WEST LAFAYETTE — Somewhere between Cam McDaniel’s surge into the end zone and a crucial defensive stop when Purdue had a chance to strike back, Notre Dame learned something about itself.
The post-Manti Te’o, post-Tyler Eifert Irish football team has new faces, new strengths and new weaknesses, but it still relied on old standards to win games.
Win gritty, not pretty.
It worked in 2012, and it worked in a too-close-for-comfort 31-24 win over host Purdue on Saturday, Sept. 14. Consider it another piece in a puzzle surrounding this year’s team identity.
“We’re still kind of defining who we are,” head coach Brian Kelly said. “We’re still trying to find ourselves. Here’s what we did: We played hard for four quarters and fought our butts off. We found ways to make plays.”
Still sore from last week’s loss at Michigan, Notre Dame (2-1) stumbled sleepily onto the field at Ross-Ade Stadium to face a Purdue team (1-2) that struggled to beat Indiana State a week before.
After an unremarkable first half, the Irish lagged into the locker room trailing 10-3. The once-solid defense looked limp. The highly praised running game had accumulated a total of 29 yards. Tommy Rees couldn’t connect with TJ Jones — or any other receiver, for that matter.

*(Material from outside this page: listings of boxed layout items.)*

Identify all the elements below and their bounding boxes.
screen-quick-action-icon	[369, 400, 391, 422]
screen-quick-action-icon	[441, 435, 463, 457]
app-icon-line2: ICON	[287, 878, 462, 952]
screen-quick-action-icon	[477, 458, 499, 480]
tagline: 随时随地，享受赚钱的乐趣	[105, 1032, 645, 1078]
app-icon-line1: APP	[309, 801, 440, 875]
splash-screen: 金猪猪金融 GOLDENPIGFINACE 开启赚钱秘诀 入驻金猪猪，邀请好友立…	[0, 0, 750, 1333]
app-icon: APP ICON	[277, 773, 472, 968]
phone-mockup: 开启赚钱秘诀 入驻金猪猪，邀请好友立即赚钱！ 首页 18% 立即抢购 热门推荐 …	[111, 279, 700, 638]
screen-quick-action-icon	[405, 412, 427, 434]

It took the gutsy 1-yard score from McDaniel and two fourth-quarter touchdown connections between Rees and DaVaris Daniels to electrify Notre Dame and to give the Irish its first iota of breathing room.
A pick-six by cornerback Bennett Jackson helped Notre Dame to 21 unanswered points, but Purdue scored shortly after to cut the Irish lead back down to seven. Amir Carlisle fumbled on the following series, but the Irish defense forced a three-and-out to prevent a Boilermaker comeback.

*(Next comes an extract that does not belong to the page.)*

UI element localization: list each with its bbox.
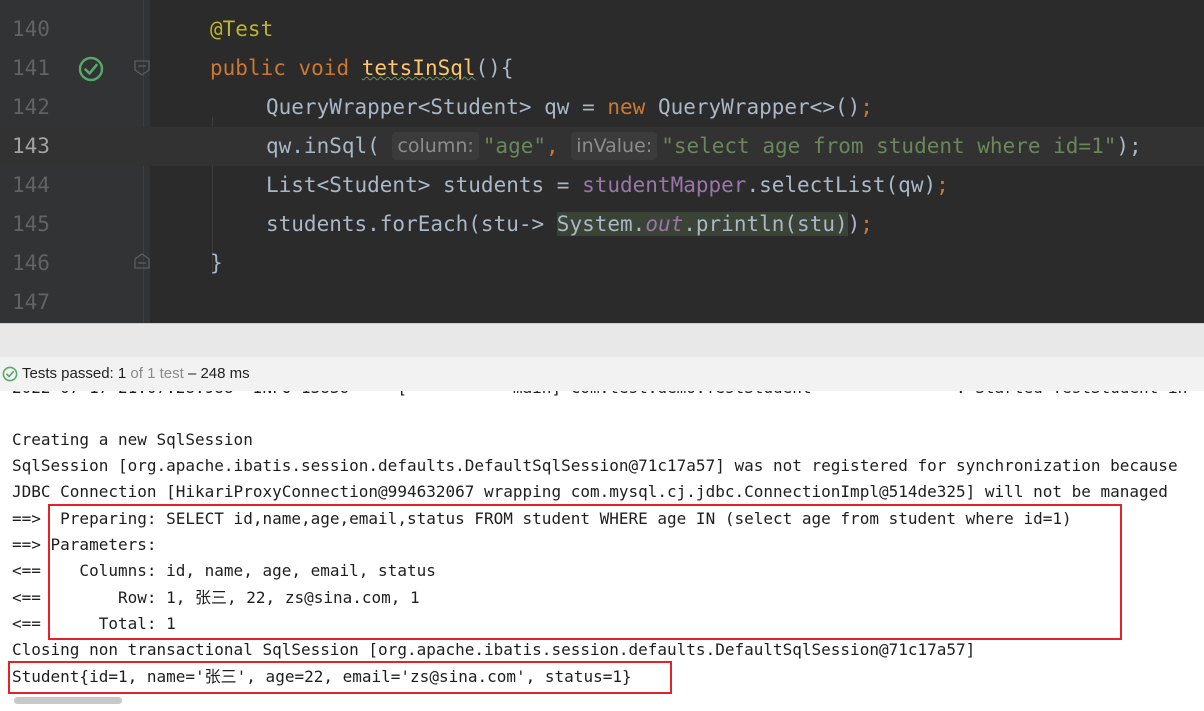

In the end, Notre Dame bent to the point of snapping, but it never broke.
New team, old standards.
“I always thought of us as blue-collar worksmen,” linebacker Jarrett Grace said of Notre Dame. “We’re not going to be that flashy, but we’re going to keep grinding.”
Rees finished 20 of 33 for 309 yards and two touchdowns. He was especially effective in the second half, throwing 12 of 16 for 215 yards and both scores. McDaniel led running backs with 16 carries for 56 yards. The majority of those carries came on the final, clock-chewing drive of the game, when McDaniel carried the ball 10 times to burn the remaining 7:22 away.
Defensively, Purdue quarterback Rob Henry and tailback Akeem Hunt had Notre Dame on its heels with screen passes and scrambles. The Irish were staunch when it counted, though, and only gave up 38 rushing yards to a Purdue team hoping to exploit Hunt’s speed.
Certainly, it wasn’t pretty. Certainly, Notre Dame has the talent to be better than a one-score win over Purdue.
But like so many times last year, the Irish found a way to win a game that wasn’t going in their favor.
“We’re going to fight till the end,” McDaniel said. “It’s something awesome to see, when you can pound a game out like that, fourth quarter, tough atmosphere. To come out and start making plays and to finish it off like that, it’s amazing. That really speaks to our identity as a football team.”
That identity is still taking shape. It’s still mucked up in a running game with no clear front man, a linebacker corps sorely missing Te’o’s leadership and talents, and a secondary that has shown flashes of last year’s brilliance but has otherwise been inexplicably vanilla.
“We’ve been really trying to get our hands around this thing,” Kelly said of the team’s identity. “We know we got good players and good personnel. We’re trying to figure out the parts and the pieces and where they go.”